The 79-year-old Vermont senator’s scene-stealing inauguration look sparked a huge demand for his comfy-looking mittens — but they are “one-of-a-kind” and not for sale.
The multicolored hand-knit mittens — which Sanders paired with a muted Burton parka — made Sanders the toast of social media Wednesday, with a flood of memes and his mittens even getting their own Twitter account.
It also sparked a frenzied hunt for an identical pair — with the Vermont teacher who made them telling the Jewish Insider that she was overwhelmed with more than 6,000 requests on Tuesday, with more coming by the hour.
But as teacher Jen Ellis, 42, said she was “flattered that Bernie wore them to the inauguration,” she also delivered crushing news to fashion fans.
“Sadly, I have no more mittens for sale,” she wrote.
“I hate to disappoint people, but the mittens, they’re one-of-a-kind and they’re unique,” Ellis told the Jewish Insider of the “swittens,” so called because they are mittens made out of recycled sweaters.
“And sometimes in this world, you just can’t get everything you want.”
Ellis said she made the now-famous “swittens” for Sanders five years ago, but never got to meet him.
“He must really like them if he chose to wear them,” said the second-grade teacher in Essex Junction, just outside of Burlington where Sanders was mayor in the 1980s.
She said the flood of interest has “been unexpected” — but was not enough to make her “quit my day job.”
“I am a second grade teacher, and I’m a mom, and all that keeps me really busy,” she told the paper.
“There’s no possible way I could make 6,000 pairs of mittens, and every time I go into my email, another several hundred people have emailed me,” she said.
Ellis still wears her own pair while teaching virtual classes, saying, “I love them.”
“I think it’s a really cool project because it takes a garment, a sweater, that otherwise would have been thrown away.
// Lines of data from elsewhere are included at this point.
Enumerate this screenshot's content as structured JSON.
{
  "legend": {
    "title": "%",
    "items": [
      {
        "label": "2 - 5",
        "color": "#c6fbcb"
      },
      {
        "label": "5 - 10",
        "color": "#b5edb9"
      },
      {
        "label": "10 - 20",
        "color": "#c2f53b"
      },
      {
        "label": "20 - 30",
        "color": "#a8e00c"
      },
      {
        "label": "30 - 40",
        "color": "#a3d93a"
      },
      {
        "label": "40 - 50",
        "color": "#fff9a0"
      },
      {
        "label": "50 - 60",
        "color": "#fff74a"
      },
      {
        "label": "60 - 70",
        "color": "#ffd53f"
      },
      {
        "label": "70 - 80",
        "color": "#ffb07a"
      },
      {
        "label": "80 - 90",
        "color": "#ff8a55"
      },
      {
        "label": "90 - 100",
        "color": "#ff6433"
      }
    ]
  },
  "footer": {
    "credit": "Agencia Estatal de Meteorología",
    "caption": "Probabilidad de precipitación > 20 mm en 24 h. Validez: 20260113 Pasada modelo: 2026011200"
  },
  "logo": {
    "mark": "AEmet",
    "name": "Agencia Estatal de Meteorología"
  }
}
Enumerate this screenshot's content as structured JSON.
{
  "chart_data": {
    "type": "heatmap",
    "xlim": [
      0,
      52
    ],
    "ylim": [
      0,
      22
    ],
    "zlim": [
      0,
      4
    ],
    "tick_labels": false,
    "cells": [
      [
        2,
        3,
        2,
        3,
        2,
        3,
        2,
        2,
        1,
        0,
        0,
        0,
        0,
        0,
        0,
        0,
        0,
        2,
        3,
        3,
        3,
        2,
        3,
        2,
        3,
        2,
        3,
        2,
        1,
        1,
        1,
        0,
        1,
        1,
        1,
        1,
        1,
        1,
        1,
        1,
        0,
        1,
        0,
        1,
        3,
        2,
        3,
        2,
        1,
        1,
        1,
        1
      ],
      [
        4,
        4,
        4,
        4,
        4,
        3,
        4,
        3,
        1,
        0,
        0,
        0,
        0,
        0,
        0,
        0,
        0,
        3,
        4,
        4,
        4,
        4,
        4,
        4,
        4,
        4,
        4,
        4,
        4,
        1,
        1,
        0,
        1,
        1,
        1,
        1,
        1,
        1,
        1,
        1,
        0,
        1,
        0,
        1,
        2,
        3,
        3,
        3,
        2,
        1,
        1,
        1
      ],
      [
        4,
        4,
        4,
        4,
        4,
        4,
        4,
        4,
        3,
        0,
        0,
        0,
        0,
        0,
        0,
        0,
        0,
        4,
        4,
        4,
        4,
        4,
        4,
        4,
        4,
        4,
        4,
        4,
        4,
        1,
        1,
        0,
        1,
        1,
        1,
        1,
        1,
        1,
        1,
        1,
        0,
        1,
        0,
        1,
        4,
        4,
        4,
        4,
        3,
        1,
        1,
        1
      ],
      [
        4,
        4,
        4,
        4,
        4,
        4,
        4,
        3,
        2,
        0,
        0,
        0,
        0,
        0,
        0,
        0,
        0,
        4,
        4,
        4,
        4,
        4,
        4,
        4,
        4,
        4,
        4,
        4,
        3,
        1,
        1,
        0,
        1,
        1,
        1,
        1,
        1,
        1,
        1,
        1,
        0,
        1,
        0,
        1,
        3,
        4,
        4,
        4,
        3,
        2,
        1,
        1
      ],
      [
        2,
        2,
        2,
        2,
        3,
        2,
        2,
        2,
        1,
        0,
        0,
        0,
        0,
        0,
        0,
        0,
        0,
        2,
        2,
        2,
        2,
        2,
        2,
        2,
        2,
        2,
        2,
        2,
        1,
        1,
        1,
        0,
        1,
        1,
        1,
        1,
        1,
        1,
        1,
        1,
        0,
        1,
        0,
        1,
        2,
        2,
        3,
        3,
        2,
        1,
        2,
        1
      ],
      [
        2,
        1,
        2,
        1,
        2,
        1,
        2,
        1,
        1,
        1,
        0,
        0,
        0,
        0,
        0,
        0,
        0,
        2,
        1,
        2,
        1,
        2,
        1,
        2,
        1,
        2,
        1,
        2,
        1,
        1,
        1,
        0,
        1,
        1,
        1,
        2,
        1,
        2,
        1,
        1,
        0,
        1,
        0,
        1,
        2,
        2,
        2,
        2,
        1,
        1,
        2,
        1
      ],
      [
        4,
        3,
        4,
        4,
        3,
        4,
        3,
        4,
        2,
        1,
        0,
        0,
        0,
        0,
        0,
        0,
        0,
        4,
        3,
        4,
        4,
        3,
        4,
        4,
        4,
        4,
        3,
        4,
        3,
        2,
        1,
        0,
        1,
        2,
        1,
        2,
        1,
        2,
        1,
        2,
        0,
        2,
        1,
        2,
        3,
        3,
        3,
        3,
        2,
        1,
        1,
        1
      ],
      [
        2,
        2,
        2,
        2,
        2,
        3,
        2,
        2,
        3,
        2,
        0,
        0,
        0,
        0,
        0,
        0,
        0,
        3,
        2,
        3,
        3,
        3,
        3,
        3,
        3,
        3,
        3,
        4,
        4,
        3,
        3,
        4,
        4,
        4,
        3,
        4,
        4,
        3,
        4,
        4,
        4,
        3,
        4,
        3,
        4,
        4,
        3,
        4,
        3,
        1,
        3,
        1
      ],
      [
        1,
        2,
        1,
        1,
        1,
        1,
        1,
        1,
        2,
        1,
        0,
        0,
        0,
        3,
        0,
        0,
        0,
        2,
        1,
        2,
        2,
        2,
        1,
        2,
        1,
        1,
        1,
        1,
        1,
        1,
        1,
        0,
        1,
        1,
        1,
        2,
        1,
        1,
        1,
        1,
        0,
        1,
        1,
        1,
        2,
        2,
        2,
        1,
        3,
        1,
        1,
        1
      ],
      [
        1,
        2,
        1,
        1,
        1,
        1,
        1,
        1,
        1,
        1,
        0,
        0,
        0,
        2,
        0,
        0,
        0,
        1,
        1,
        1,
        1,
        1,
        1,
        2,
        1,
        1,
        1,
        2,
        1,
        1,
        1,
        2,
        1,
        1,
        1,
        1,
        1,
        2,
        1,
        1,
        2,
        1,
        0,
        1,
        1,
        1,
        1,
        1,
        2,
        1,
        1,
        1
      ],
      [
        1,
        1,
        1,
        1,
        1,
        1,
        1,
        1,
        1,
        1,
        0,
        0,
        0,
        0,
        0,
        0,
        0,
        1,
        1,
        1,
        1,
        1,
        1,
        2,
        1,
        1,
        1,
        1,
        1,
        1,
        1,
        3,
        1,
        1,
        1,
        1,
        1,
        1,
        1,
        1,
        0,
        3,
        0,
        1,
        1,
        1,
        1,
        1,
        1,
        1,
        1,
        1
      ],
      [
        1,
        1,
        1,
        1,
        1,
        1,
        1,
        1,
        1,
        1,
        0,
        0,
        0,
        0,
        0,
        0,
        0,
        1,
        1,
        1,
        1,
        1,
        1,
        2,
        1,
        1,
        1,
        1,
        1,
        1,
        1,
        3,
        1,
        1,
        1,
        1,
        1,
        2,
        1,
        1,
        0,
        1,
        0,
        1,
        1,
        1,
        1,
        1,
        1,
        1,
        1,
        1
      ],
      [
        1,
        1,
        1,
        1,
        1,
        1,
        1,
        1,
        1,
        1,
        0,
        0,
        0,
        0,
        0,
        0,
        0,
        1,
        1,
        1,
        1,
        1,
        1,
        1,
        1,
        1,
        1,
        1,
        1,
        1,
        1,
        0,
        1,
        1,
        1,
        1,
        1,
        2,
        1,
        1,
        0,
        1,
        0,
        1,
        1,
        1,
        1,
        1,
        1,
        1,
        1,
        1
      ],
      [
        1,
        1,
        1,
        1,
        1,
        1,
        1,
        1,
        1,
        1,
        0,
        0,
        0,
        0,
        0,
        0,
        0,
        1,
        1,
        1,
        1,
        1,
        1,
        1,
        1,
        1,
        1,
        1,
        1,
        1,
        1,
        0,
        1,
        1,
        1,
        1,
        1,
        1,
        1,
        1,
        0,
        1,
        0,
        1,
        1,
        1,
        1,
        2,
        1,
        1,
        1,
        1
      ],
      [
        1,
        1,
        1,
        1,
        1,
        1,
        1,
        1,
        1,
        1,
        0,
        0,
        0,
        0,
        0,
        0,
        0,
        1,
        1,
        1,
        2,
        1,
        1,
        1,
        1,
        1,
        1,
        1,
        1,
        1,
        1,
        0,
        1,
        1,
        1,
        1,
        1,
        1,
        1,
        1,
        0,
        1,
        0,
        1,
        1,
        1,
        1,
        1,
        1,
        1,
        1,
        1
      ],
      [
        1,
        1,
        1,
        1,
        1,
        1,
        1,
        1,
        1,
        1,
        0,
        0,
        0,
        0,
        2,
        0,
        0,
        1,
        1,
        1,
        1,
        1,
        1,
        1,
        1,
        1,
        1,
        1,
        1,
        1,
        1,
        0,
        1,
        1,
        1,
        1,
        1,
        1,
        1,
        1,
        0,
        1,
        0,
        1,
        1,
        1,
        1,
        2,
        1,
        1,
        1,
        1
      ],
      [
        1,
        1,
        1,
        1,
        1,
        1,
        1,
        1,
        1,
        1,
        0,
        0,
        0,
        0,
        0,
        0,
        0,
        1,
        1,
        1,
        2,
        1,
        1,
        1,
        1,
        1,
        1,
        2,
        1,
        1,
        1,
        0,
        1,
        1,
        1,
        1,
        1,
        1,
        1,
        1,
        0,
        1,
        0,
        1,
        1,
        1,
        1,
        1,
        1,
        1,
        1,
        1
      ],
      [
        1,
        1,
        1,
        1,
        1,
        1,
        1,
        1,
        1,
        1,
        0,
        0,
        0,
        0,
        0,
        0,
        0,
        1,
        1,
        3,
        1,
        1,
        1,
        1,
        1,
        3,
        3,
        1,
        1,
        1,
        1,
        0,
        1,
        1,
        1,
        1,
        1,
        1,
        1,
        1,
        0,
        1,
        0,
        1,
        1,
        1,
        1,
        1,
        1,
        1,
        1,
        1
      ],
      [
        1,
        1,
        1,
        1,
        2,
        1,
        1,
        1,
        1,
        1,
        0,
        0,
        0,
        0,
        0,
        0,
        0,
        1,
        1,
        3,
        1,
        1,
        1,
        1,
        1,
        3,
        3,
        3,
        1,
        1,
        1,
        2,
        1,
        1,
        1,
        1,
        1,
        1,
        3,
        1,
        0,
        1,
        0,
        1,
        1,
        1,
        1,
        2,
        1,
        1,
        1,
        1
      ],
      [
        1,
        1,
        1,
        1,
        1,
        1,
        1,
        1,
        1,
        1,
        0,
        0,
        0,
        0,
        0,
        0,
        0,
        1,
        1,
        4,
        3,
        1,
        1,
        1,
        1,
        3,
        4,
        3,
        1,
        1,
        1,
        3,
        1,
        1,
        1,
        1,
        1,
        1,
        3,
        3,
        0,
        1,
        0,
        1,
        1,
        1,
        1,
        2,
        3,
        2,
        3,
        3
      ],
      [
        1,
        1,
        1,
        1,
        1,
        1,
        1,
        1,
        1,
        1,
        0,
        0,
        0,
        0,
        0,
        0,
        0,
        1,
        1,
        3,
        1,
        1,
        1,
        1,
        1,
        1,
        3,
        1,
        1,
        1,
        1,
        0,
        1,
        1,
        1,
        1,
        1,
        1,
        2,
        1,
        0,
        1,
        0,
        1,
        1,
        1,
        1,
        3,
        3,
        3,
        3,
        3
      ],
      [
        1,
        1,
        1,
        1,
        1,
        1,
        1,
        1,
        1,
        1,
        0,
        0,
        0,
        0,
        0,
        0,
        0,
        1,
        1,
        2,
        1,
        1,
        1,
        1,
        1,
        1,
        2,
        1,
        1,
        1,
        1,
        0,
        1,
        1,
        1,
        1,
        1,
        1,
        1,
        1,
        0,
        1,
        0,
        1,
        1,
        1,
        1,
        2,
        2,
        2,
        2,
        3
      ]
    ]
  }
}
I use sweaters that have moth holes or have ripped or they’ve been sent through the wash and turned into cardboard,” she said.
“I often give them as wedding gifts … It’s very Vermonty,” she said.
She marveled on Twitter at how her “simple act of kindness” had “grown into something beyond my imagination!”
“Thanks everyone! The world is a beautiful place,” she wrote.